The Dream Defenders are not alone. The Georgia Democratic Party sent mailers to black voters with iconic images from the streets of Ferguson asking citizens to vote "if you want to prevent another Ferguson" and noting that "[t]he choices may not always be perfect, but the cost of inaction is simply too great." A Democratic Party spokesperson didn't shy away from the Ferguson/Georgia comparison in an interview with the Atlanta Journal-Constitution, saying, "You have communities that can explode like that because you’ve taken the opportunity away from them."
African American clergy are getting in on the action as well. Prominent black denominations and faith leaders like Rev. Cynthia Hale, Dr. Barbara Williams-Skinner and others are calling the final two Sundays before the election "Freedom Sunday" and "Turnout Sunday" and asking congregants to go to the polls, often with a Ferguson-motivated appeal. In one example, Texas pastors—including Bishop T.D. Jakes and prominent national pastor Dr. Freddy Haynes—recorded videos for “Freedom Sunday Texas,” connecting the midterms with 1964's Freedom Summer and encouraging black midterm voting (the author has worked with these clergy and others on civic participation issues).
Not all African Americans leaders are encouraging black voter turnout, however, even in the shadow of Ferguson.
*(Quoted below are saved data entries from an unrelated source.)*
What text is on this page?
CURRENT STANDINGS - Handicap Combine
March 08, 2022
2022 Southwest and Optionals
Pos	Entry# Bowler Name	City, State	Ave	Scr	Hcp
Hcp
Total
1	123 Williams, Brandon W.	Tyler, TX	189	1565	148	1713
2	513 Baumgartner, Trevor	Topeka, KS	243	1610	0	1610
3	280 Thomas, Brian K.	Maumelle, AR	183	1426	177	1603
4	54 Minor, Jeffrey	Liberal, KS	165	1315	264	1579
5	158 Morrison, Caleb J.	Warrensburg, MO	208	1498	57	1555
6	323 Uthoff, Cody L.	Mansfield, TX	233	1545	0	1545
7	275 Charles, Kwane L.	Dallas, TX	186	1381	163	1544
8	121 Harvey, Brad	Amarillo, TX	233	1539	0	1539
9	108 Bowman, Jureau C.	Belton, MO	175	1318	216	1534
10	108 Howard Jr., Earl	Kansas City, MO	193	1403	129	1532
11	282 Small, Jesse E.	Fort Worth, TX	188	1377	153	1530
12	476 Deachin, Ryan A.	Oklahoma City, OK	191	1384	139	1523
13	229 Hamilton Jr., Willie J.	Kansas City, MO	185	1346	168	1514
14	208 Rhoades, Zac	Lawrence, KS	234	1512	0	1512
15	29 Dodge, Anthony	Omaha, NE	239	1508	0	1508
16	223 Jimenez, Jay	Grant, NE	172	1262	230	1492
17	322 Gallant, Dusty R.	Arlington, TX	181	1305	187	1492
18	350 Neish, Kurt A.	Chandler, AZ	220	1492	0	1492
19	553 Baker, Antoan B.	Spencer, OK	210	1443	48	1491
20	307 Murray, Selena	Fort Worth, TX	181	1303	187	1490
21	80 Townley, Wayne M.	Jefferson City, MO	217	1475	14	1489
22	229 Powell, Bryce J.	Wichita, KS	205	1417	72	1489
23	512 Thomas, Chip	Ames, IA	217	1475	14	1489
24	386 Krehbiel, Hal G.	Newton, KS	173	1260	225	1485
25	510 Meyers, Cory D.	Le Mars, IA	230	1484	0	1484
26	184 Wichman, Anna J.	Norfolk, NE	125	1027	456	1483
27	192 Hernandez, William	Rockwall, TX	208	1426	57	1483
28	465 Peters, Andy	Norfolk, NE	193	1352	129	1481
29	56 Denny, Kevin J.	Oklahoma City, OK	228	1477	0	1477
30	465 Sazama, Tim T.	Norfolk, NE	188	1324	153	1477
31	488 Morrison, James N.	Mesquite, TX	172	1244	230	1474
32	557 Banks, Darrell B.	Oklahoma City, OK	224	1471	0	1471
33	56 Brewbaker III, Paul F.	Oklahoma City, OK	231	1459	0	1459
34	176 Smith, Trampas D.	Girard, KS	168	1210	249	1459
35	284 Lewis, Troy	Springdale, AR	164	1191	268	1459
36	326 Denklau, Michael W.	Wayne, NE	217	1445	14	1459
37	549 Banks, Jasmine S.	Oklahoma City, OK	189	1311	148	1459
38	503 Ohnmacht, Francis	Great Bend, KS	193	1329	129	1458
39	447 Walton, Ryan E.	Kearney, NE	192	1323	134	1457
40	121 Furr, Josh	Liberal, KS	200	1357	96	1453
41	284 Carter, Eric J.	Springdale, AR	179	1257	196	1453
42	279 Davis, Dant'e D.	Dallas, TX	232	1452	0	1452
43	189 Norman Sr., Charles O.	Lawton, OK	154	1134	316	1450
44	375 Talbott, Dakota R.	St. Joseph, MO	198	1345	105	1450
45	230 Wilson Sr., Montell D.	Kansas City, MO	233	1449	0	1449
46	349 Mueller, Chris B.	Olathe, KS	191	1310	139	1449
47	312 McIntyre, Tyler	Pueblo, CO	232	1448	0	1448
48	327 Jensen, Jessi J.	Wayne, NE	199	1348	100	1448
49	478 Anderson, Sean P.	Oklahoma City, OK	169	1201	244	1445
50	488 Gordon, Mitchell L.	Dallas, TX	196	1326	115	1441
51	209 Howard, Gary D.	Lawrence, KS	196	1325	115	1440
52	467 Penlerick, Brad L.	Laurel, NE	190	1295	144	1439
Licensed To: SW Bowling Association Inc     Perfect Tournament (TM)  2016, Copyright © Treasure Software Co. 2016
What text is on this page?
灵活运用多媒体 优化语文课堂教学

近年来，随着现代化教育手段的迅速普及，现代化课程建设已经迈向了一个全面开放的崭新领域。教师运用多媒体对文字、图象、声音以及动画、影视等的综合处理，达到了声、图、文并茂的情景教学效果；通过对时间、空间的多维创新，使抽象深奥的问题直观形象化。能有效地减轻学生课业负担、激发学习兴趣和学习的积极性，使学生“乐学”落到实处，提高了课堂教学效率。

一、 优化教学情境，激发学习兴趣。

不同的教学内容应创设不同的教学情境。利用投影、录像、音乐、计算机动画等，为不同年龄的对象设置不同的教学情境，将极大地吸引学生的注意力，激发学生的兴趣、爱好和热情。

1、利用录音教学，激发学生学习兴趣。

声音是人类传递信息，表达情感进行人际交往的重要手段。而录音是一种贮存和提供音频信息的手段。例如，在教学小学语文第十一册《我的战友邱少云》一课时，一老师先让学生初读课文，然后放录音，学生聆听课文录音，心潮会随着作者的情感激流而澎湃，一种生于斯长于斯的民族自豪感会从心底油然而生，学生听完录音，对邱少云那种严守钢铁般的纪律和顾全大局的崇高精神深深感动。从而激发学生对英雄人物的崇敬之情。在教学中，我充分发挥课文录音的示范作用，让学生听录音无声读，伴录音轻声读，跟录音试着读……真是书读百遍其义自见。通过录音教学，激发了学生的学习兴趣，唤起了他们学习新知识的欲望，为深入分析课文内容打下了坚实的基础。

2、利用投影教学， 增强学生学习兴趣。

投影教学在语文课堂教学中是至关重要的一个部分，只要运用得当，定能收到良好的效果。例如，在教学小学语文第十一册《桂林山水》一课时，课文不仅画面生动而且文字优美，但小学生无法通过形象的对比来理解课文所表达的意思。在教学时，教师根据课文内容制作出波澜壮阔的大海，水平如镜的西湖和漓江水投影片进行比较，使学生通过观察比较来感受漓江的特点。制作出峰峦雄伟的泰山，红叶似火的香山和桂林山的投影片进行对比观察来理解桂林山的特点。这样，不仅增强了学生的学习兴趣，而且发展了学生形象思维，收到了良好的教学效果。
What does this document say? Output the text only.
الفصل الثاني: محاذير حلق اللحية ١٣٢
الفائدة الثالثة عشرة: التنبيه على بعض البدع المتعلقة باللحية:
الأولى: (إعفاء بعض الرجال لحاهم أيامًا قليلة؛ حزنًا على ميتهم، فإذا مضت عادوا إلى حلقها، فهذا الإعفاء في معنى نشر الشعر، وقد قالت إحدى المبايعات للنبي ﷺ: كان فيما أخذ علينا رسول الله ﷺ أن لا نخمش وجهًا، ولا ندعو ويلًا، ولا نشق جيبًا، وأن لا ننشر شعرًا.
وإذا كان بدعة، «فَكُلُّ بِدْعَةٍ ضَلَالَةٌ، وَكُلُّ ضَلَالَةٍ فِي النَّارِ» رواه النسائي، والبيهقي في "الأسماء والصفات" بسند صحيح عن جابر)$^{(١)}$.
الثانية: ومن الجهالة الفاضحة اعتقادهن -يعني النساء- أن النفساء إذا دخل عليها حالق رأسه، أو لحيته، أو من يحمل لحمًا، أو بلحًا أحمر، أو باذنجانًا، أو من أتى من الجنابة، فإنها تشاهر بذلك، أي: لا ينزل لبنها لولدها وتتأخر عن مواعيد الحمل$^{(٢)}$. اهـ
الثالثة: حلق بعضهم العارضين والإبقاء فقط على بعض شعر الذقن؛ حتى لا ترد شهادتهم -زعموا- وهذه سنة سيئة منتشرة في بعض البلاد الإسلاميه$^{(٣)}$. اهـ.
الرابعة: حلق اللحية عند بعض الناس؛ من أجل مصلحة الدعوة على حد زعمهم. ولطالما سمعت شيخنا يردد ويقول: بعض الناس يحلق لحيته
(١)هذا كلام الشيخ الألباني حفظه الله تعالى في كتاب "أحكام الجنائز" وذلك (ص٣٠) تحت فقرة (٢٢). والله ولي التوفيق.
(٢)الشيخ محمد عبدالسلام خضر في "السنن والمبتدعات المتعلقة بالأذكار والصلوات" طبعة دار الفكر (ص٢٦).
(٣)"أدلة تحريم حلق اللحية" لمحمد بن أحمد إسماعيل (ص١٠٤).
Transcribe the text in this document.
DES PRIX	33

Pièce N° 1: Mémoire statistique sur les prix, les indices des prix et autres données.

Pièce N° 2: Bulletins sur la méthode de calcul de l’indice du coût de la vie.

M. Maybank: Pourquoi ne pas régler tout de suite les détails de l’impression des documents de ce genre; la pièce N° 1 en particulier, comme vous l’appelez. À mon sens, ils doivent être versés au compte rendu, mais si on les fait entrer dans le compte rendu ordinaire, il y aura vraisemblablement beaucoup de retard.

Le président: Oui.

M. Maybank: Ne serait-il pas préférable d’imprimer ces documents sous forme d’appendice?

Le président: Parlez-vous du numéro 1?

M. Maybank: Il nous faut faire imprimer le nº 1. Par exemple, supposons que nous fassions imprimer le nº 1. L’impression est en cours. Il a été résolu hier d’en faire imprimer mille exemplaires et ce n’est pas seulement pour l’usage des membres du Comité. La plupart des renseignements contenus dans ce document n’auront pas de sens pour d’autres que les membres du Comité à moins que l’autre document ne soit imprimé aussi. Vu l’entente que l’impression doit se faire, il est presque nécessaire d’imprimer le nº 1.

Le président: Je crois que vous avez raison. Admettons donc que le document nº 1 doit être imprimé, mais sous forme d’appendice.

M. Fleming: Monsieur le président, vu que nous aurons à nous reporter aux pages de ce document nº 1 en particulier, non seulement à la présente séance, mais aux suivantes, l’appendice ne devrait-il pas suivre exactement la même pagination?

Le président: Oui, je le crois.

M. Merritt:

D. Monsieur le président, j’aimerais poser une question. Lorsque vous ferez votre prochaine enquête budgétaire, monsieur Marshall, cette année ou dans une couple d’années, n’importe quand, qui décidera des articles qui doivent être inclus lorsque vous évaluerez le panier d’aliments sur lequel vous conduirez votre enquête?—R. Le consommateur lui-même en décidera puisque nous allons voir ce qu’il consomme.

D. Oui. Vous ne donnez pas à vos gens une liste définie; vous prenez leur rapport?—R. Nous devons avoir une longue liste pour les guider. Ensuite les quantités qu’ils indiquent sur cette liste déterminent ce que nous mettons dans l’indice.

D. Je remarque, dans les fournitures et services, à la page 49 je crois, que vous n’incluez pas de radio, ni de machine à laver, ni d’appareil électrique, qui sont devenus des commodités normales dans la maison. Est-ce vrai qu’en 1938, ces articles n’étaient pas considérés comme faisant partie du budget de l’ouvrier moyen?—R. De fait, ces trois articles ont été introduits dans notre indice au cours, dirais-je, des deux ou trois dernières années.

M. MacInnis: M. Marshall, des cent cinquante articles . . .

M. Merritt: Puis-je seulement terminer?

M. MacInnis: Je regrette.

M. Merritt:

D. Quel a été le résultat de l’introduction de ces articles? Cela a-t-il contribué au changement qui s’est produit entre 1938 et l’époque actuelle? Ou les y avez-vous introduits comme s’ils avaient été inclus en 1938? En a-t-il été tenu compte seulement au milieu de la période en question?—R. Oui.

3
Journalist and pundit Tavis Smiley said in a recent interview with ABC News that "if you're black or brown, other than helping to save the Democrats' hide," there are no good reasons to turn out to vote this November. Smiley claimed that Democratic appeals to black voters are more about election year politics than a genuine desire to change policies.
But the appeals continue, and there is some evidence that they’re catching on. The “Vest or Vote” video has been seen more than 40,000 times, and from social media to black radio to the barbershop, midterm elections are becoming a central topic of African American conversation. For black folks this November, the “Ferguson Election” may indeed motivate more to come to the polls; what’s yet to be determined is how this turnout will shape the broader political landscape.